Q4 GDP expansion to be slow-paced, feel economists

This marks a contrast to the improvement in sentiment brought on by the rollout of the Covid-19 vaccine with a handful assessing the ongoing recovery to be fragile in the absence of investments.

Published: 24th February 2021 09:57 AM  |   Last Updated: 24th February 2021 09:57 AM   |  A+A-

gdp

For representational purposes

By Express News Service

NEW DELHI:  Economists continue to be on the same page with respect to the reasonable pick-up in economic activity, but it should be taken with a pinch of salt.

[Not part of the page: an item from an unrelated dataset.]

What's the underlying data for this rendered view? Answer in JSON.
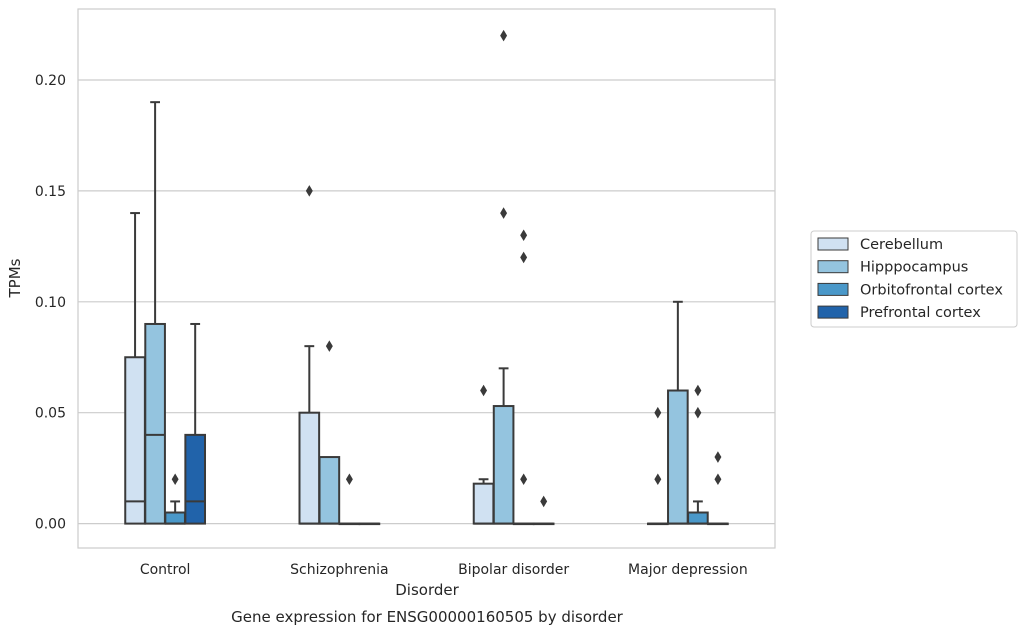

After the broad-based improvement seen in December 2020, the year-on-year (YoY) performance of a majority of the early available economic indicators recorded a loss of momentum in January 2021, relative to the previous month, led by a combination of factors such as the fading of the favourable base effect, supply-side issues and price hikes.

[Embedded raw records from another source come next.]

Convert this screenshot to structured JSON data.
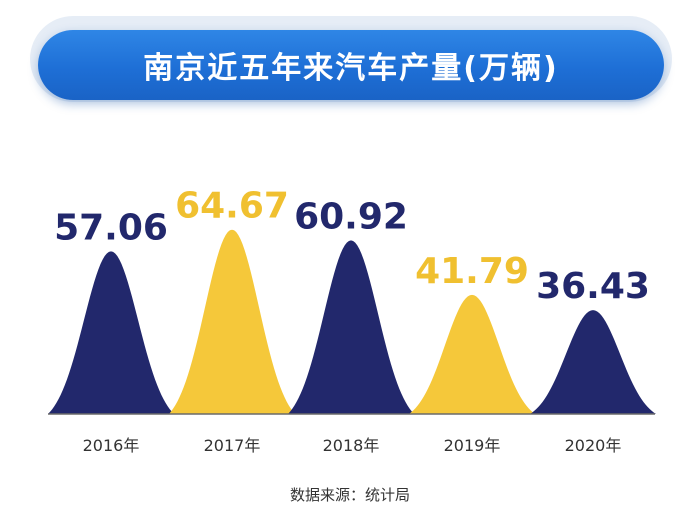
{
  "title": "南京近五年来汽车产量(万辆)",
  "source": "数据来源：统计局",
  "colors": {
    "navy": "#22286c",
    "yellow": "#f5c83a",
    "axis": "#6a6a6a"
  },
  "chart_data": {
    "type": "bar",
    "title": "南京近五年来汽车产量(万辆)",
    "categories": [
      "2016年",
      "2017年",
      "2018年",
      "2019年",
      "2020年"
    ],
    "values": [
      57.06,
      64.67,
      60.92,
      41.79,
      36.43
    ],
    "value_labels": [
      "57.06",
      "64.67",
      "60.92",
      "41.79",
      "36.43"
    ],
    "bar_colors": [
      "#22286c",
      "#f5c83a",
      "#22286c",
      "#f5c83a",
      "#22286c"
    ],
    "ylim": [
      0,
      70
    ]
  }
}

This marks a contrast to the improvement in sentiment brought on by the rollout of the Covid-19 vaccine with a handful assessing the ongoing recovery to be fragile in the absence of investments. “The economic recovery appears to have entered into a consolidation phase in January 2021...We do not construe the dip in volume performance of a majority of the lead indicators in January as a sign of alarm regarding the sustainability of the growth recovery.

However, we do caution that the pace of underlying growth in the economy remains subdued, and we do not foresee a sharp ramp up in the pace of GDP expansion in Q4 FY21,” said Aditi Nayar, Principal Economist, ICRA. As many as nine of the 15 high-frequency indicators including the output of the passenger vehicles, Coal India and motorcycles, vehicle registrations, petrol consumption, ports cargo traffic, generation of GST e-way bills, bank credit and deposits recorded a sequential weakening of their 
performance in January.  

RBI Monetary Policy Committee member  Mridul  Saggar  added that capacity utilisation  is likely to be about 70 per cent by the end of next year, indicating persistently excess capacity over the medium term. He further added that output gap was more likely to close only by the end of the next fiscal year.